Anglo-Saxon legal formula for the declaration of outlawry, recorded in the laws of Æthelstan, 10th century

What Happened When They Finally Found the Person
Resolution, in the ancient world, rarely looked like justice in any sense we would recognize.
The Roman women executed in 331 BC were given no trial in the modern sense. The speed of the proceedings suggests that once the community had identified a perpetrator, the urgency was not to deliberate but to cleanse. The executions were themselves partly punitive and partly ritualistic. Rome needed to cauterize something, and it did.
In ancient Near Eastern contexts, documented executions of identified repeat killers were often carried out with deliberate public ceremony that went beyond what was necessary for mere punishment. The body might be displayed at a crossroads. Specific imprecatory rituals were performed to sever the perpetrator’s link to the community’s spiritual body. The goal was not punishment alone but severance, making absolutely certain that whatever had made this person dangerous could not linger.
LESSER-KNOWN DETAILS
The Aztec concept of the tlacatecolotl (literally “owl-man”) described a person who had entirely surrendered their humanity to darkness. Unlike European werewolf mythology, the tlacatecolotl was understood to be fully human and fully responsible for their actions, the transformation was moral, not physical. This made Aztec handling of suspected tlacatecolotl cases notably more focused on human perpetrators than many Old World equivalents.
What almost never appears in ancient accounts is anything resembling a serious inquiry into why. The question of motivation, what made this particular person capable of this particular pattern of violence, was essentially unanswerable within the frameworks available, and most ancient cultures didn’t attempt it. They found the person. They ended the person. They cleansed the place. They moved on.
The why would wait another two thousand years.
The Echo That Never Quite Faded
There is something instructive in watching ancient civilizations lurch toward an understanding they couldn’t quite reach. They had the pattern recognition. They had, in some cases, the investigative methodology. They had communal memory and oral traditions that preserved warnings: avoid this house, distrust this person, remember what happened when these deaths occurred. What they lacked was a conceptual category that could hold all of it together.

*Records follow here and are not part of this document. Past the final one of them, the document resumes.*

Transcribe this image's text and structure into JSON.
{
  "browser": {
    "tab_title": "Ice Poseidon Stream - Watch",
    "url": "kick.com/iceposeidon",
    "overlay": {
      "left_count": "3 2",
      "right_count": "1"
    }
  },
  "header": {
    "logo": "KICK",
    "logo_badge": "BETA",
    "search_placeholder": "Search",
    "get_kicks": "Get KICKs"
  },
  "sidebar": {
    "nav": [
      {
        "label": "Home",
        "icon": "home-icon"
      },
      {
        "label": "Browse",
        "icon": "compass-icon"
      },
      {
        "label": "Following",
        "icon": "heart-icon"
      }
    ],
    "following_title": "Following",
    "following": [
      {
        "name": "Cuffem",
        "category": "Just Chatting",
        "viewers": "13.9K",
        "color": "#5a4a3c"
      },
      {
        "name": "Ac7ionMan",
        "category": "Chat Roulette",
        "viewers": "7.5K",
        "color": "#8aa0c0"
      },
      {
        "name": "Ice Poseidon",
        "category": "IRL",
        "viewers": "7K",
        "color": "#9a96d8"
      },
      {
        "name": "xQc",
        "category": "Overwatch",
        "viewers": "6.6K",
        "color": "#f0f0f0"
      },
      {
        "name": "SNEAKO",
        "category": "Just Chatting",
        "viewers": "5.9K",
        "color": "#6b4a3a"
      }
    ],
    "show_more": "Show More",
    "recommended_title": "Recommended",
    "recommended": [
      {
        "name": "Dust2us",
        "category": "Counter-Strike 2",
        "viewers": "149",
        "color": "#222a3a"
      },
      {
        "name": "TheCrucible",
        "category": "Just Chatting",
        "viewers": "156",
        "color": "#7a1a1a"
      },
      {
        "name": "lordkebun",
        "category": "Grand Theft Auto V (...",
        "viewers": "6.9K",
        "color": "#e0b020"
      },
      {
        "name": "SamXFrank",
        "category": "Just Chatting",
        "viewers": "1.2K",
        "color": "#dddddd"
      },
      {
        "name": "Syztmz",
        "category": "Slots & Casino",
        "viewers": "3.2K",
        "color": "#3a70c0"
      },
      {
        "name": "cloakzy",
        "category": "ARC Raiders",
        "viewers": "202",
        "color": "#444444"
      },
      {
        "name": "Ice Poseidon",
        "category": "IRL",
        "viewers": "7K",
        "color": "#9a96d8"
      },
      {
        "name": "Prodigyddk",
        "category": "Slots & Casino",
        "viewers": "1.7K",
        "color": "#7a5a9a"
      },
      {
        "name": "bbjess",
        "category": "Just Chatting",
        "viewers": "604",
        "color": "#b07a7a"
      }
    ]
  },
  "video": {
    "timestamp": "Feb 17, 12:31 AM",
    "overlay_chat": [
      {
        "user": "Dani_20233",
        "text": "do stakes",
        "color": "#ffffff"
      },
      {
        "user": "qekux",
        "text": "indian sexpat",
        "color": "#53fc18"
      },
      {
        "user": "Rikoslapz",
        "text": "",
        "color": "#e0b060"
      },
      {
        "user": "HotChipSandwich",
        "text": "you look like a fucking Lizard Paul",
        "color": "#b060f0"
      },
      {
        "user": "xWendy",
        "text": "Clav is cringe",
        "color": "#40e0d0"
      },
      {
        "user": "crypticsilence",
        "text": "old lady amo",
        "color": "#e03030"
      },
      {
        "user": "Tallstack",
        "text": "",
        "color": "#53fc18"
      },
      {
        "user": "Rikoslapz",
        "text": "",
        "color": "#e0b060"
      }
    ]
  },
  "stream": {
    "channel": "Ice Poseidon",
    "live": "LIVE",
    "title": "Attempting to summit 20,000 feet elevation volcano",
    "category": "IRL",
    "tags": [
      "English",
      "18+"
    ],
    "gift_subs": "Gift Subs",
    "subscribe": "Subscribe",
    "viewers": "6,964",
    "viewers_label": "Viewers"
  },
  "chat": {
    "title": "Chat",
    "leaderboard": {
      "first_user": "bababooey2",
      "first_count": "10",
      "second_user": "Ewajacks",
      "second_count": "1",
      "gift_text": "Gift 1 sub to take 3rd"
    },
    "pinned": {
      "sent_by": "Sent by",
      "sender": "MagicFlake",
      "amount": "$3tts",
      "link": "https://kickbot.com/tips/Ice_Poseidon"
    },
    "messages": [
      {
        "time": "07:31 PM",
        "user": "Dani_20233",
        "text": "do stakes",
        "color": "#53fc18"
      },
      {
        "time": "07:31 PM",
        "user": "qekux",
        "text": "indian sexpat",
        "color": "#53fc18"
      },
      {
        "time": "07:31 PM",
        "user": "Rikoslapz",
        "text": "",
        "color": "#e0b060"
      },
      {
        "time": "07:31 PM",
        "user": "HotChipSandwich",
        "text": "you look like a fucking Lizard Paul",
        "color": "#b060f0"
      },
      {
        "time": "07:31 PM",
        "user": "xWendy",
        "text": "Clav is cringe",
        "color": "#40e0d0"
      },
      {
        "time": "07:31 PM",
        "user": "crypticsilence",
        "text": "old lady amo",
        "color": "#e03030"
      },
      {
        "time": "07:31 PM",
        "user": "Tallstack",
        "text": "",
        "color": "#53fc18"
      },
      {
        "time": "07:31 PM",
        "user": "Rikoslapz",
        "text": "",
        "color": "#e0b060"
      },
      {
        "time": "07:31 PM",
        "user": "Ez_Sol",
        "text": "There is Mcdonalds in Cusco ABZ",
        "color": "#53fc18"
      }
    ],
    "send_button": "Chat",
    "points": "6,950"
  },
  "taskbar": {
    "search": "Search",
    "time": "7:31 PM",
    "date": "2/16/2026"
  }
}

That gap, between seeing the pattern and having the language to name what the pattern meant, is where most of their failures lived.
And it raises an uncomfortable question for us. Not about ancient civilizations, but about ourselves. Every era believes it has finally found the complete conceptual vocabulary for the worst of human behavior. Every era is wrong. The ancient Romans looked at coordinated poisoning and saw pestilence. The ancient Greeks looked at a serial killer and saw miasma. The Germanic peoples came closest of all, perhaps, when they stopped looking for supernatural explanations and simply said: this person has placed themselves outside humanity.
What they all understood, in their different ways, was that the most dangerous thing a community can do when confronted with systematic killing is to assume the explanation lies somewhere other than in the choices of an ordinary person. The monster is always more comfortable to believe in than the neighbor.
Ancient civilizations reached for the monster because the neighbor was unbearable.
We still do it. Just with better vocabulary for the reaching.